The woman who blew the lid on the child sexual exploitation scandal in Rotherham is to begin working on a national inquiry into historical child abuse today.
Professor Alexis Jay, who published a report which revealed that 1,400 children had been groomed and abused by largely Asian men in Rotherham while authorities turned a blind eye, is on a panel of experts set up last year amid claims of an establishment cover-up following allegations that a paedophile ring operated in Westminster in the 1980s.
Led by Judge Lowell Goddard, the inquiry has the power to compel witnesses to give evidence.
The inquiry’s terms of reference state that its purpose will include considering ‘the extent to which State and non-State institutions have failed in their duty of care to protect children from sexual abuse and exploitation’.

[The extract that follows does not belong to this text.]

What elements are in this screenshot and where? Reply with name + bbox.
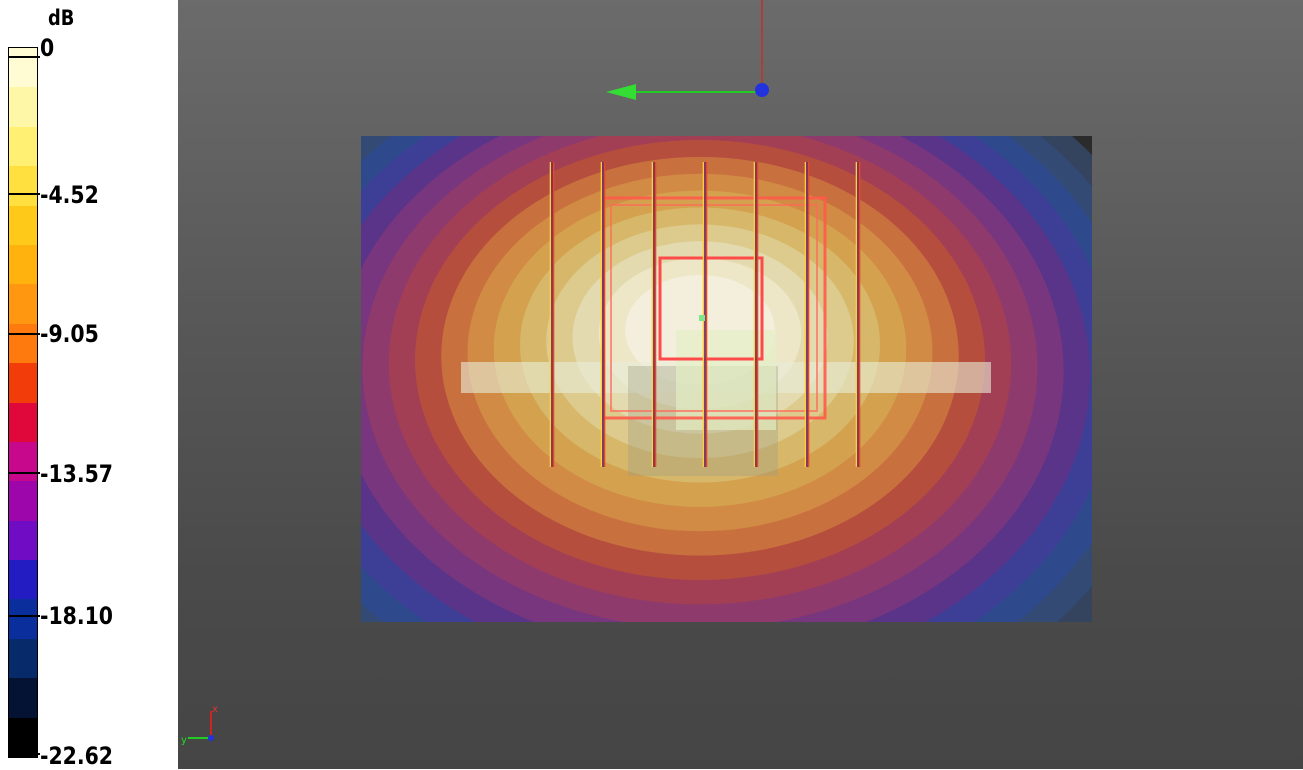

It will cover England and Wales.
Today Justice Goddard will outline how the inquiry will run, how evidence will be taken, timescales and areas of public life that will be examined.

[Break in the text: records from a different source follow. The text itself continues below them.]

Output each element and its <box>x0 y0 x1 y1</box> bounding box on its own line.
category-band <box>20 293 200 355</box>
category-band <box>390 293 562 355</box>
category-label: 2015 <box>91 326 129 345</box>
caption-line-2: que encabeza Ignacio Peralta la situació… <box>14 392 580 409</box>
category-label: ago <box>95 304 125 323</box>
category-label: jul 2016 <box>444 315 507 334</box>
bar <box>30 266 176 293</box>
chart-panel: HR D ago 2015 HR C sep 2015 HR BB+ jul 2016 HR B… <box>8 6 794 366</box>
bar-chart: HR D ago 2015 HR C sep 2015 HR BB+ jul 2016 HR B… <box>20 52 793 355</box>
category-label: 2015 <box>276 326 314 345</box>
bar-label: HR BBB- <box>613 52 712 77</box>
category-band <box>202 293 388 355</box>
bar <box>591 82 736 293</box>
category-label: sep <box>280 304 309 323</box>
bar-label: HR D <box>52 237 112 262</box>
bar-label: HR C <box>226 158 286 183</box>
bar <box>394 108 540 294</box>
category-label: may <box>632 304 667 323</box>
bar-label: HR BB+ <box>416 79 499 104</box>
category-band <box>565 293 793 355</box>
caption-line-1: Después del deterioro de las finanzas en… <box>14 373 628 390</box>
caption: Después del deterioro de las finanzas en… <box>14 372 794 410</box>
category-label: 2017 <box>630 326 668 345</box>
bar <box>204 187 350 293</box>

Professor Jay will work alongside Professor Malcolm Evans, of Bristol University; child protection barrister Ivor Frank and Drusilla Sharpling, of Her Majesty’s Inspectorate of Constabularies.
Phil Shiner, of Public Interest Lawyers, which is acting for a number of survivors of historic abuse, said the importance of the inquiry ‘cannot be underestimated’.
A team of trained counsellors will operate a free dedicated helpline on behalf of the NSPCC to support those wishing to give evidence to the inquiry.
The charity’s chief executive, Peter Wanless, said: “Many victims of abuse have been waiting too long for an opportunity to speak out and get justice.
“Many of them will have harrowing stories to tell so we want to make what could be a tortuous journey as easy as possible.
“Our counsellors have vast experience of dealing with sensitive issues so the dedicated helpline will be a vital part of the inquiry’s work.
“As long as survivors of abuse want to come forward we will be here to listen to them and provide support.”
The helpline number is 08000 121 700.